Today was the data day before the start of Report Period 4 at school. I'm impressed because it's the official halfway mark of the year. Data day is a day off for students while teachers come to school to plan for the next report period, finalize grades, and look over the data from the math and reading benchmark exams from last week.

Typically, I enjoy these days of work. However, I do not enjoy the big staff meeting at the end of the day to look over the results of the exams and how we are ranking in terms of the two other Mastery elementary schools. Don't get me wrong, I loved seeing that our students made progress and that we are holding our own with the other schools. That is all great - I'm a team player and I want our kids to shine and rock their exams as they move up to being on grade level.

What puts me off is that when we see growth in math and reading, shout outs always go to the reading and math teachers. As another teacher put it, it's almost like everyone else who doesn't teach these two core subjects are expendable. I know that we're not, but one can't help feeling that way.

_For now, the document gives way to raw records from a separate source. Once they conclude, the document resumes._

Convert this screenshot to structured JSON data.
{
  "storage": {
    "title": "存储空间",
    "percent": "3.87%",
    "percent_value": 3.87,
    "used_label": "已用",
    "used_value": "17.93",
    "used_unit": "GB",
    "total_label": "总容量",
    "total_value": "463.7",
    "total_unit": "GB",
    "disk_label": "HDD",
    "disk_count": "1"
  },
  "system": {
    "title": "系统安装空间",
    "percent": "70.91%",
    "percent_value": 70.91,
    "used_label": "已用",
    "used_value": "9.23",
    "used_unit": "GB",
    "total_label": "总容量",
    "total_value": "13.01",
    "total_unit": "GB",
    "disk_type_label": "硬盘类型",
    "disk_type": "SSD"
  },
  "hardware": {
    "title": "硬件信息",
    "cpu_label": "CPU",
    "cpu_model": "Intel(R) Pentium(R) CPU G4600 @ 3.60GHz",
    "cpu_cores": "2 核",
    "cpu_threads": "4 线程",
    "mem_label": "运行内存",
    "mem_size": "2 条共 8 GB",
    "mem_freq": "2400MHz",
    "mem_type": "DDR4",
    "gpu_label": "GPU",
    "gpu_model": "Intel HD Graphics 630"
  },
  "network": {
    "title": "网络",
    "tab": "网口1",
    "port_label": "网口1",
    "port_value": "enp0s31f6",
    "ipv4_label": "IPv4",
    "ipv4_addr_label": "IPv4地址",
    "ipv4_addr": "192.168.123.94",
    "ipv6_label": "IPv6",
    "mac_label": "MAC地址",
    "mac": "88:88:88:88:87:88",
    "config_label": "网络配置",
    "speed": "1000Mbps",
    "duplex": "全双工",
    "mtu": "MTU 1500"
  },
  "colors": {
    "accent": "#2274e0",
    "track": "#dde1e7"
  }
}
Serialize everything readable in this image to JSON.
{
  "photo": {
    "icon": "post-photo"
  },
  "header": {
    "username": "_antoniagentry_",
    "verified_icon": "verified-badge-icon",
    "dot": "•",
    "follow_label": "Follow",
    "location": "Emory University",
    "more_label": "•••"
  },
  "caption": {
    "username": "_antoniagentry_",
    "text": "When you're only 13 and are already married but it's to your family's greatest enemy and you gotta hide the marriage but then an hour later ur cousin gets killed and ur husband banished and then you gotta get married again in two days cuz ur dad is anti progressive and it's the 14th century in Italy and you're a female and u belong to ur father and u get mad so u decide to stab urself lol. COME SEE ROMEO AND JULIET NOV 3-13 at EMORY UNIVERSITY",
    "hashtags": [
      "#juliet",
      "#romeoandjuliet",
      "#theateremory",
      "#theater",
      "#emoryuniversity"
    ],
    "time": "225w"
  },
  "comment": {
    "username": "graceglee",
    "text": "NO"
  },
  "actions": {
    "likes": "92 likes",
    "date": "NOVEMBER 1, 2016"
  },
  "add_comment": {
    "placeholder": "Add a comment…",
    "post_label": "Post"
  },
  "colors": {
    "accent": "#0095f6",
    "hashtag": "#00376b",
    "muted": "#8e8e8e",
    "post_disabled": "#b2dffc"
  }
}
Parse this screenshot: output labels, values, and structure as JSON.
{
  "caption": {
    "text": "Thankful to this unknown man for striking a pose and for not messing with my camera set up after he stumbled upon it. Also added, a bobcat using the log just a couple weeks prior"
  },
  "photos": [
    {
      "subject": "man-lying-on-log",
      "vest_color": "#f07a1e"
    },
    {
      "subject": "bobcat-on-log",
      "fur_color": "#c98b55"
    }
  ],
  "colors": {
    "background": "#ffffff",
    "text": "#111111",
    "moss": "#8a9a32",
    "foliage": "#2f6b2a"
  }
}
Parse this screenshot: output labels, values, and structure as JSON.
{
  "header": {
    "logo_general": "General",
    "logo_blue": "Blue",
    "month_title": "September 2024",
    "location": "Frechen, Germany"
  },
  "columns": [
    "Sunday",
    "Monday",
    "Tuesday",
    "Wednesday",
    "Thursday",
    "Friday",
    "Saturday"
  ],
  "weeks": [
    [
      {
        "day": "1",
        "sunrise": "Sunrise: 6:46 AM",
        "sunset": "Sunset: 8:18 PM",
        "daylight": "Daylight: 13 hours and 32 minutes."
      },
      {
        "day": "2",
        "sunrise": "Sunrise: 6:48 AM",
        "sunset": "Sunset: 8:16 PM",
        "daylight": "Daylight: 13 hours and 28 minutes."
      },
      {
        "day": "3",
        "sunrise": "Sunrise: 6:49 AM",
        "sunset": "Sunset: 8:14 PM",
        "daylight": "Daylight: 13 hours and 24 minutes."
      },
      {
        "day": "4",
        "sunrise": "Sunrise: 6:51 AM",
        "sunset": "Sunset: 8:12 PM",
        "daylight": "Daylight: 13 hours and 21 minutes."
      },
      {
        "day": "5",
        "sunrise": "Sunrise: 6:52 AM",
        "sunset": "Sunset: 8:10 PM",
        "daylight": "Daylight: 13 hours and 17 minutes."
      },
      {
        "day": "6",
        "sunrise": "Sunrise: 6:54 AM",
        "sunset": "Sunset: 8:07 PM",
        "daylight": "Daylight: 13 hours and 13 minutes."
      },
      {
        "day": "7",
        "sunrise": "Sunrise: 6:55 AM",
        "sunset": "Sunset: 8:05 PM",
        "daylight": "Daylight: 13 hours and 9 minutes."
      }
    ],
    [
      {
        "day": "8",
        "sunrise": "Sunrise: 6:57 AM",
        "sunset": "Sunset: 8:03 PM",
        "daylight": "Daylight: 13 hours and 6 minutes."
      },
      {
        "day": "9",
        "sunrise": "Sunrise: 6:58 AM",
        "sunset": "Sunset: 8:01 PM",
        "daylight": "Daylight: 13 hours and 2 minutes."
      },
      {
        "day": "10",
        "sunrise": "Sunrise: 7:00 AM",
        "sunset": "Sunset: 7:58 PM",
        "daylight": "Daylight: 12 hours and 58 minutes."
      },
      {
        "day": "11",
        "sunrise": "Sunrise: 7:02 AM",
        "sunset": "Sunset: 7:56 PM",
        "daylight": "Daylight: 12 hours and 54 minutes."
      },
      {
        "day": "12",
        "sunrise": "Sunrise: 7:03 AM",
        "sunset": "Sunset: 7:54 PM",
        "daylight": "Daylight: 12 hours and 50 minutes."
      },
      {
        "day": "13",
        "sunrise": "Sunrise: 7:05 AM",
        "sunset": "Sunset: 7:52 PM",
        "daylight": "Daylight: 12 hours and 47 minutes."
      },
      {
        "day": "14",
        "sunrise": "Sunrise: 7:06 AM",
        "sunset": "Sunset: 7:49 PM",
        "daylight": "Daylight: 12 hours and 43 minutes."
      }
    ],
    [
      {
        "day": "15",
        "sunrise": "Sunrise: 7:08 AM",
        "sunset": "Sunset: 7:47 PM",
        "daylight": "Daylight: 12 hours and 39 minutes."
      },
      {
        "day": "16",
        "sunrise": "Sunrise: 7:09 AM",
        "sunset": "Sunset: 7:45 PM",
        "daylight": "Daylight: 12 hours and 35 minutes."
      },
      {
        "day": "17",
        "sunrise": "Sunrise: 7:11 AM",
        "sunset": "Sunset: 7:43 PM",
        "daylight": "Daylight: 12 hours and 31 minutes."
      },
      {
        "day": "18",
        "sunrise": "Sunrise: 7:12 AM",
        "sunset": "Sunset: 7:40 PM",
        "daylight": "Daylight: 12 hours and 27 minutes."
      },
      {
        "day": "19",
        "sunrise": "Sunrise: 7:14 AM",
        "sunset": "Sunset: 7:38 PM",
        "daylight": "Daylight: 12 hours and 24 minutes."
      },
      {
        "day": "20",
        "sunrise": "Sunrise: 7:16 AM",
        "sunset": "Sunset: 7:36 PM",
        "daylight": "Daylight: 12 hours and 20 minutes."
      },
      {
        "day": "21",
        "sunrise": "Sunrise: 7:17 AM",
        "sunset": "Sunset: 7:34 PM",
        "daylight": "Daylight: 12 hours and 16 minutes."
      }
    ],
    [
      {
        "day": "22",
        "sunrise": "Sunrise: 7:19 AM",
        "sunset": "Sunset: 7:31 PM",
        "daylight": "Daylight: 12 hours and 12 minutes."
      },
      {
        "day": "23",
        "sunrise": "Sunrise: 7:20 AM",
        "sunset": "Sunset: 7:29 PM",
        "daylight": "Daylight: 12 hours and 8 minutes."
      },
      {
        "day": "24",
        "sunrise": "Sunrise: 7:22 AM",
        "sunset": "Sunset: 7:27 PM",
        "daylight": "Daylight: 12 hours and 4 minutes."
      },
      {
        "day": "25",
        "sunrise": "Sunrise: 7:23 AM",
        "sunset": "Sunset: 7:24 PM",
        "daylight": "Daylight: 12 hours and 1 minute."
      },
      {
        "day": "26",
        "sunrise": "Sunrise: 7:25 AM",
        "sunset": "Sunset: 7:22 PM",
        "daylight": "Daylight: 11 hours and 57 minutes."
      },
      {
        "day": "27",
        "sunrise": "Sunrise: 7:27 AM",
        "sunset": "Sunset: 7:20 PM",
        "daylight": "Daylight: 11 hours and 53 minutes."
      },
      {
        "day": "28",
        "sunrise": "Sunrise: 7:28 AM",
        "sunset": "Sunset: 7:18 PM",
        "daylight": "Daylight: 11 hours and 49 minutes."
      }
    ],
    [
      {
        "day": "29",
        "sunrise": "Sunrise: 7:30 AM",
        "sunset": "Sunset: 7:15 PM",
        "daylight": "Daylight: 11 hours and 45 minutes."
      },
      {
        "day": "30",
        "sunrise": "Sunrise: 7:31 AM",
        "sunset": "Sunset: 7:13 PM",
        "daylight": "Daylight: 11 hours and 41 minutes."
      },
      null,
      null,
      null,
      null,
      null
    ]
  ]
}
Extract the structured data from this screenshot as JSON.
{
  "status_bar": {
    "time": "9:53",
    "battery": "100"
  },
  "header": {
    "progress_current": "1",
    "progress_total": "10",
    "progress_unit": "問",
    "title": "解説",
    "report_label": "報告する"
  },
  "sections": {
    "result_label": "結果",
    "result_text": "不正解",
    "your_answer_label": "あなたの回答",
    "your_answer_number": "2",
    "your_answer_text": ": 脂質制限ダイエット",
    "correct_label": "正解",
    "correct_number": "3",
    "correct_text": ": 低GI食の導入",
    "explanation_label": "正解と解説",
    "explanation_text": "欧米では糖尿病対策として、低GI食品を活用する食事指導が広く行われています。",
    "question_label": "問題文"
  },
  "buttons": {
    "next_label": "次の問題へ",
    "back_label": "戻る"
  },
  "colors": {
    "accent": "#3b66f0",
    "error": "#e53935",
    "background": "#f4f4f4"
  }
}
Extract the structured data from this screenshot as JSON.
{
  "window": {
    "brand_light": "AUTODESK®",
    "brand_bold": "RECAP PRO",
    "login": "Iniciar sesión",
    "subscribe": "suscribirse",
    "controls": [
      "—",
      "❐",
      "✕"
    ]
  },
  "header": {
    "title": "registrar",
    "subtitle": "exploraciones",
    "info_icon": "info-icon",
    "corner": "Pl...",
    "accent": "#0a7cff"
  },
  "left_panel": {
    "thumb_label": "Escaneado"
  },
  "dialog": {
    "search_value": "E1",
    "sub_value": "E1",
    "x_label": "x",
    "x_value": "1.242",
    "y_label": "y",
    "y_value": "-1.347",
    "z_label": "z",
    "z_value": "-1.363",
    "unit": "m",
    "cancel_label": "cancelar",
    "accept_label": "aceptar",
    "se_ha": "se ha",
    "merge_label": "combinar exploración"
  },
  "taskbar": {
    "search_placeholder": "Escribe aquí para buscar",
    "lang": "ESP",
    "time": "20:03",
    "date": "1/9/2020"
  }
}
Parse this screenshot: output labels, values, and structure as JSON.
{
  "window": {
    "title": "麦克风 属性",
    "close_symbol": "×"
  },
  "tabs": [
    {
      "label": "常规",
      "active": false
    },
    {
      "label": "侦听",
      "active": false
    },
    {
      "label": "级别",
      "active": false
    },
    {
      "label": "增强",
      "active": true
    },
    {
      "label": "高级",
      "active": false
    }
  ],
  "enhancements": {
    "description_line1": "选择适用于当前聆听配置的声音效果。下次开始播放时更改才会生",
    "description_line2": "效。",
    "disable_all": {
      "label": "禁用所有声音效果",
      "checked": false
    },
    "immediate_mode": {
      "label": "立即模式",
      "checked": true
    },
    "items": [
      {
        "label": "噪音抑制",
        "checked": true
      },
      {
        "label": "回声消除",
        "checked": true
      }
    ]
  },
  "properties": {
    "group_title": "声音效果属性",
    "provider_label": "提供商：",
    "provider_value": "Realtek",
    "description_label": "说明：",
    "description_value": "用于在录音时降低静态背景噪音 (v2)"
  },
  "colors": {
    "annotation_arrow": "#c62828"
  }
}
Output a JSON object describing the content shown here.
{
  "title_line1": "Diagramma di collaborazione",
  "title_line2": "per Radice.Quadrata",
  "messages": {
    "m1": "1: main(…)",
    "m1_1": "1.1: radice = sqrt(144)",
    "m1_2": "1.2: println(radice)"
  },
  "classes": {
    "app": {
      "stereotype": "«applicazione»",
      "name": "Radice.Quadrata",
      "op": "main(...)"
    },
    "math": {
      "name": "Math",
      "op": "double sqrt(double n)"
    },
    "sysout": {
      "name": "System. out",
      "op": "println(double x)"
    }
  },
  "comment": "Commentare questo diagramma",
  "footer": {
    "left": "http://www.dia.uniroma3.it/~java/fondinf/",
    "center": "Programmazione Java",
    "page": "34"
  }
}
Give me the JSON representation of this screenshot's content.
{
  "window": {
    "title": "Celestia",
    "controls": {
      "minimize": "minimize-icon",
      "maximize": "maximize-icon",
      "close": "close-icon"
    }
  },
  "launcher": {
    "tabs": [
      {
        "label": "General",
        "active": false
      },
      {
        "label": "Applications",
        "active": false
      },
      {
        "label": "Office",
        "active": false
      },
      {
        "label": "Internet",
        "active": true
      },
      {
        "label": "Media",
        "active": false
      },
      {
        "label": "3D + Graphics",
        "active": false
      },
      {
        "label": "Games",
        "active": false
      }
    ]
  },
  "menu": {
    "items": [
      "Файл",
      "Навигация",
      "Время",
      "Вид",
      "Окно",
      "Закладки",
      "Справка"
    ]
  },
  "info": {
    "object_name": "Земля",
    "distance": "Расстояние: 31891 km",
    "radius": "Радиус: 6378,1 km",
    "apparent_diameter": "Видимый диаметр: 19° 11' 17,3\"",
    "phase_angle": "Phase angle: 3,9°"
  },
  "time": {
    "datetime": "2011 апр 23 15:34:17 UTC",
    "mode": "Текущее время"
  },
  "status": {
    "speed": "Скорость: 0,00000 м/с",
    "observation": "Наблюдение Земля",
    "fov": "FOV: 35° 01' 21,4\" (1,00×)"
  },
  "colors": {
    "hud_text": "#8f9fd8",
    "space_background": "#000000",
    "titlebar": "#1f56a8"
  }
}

On the same hand, reading growth amongst our students instantaneously brings shout outs to the reading and literature teachers, but what about the other teachers? In social studies, I can attest that all of my students who are on task are producing writing samples every lesson. My fifth graders are actively reading in groups, following along as I read, or reading independently nearly every day in class. And I can attest that nearly two thirds of my students are comprehending the material, which is certainly more dense than some passages read in other classes. I've taught my fifth graders main idea and details, sequencing, comparing and contrasting through writing, vocabulary, and other literary skills while using the social studies content as a background. Every lesson has a Do Now that requires students to write at least five sentences.

I guess all I am trying to say (not trying to rant here) is that it is certainly a team effort. And while I know that everyone at my school is one team and realizes this, it's not always evident when it comes to exam results.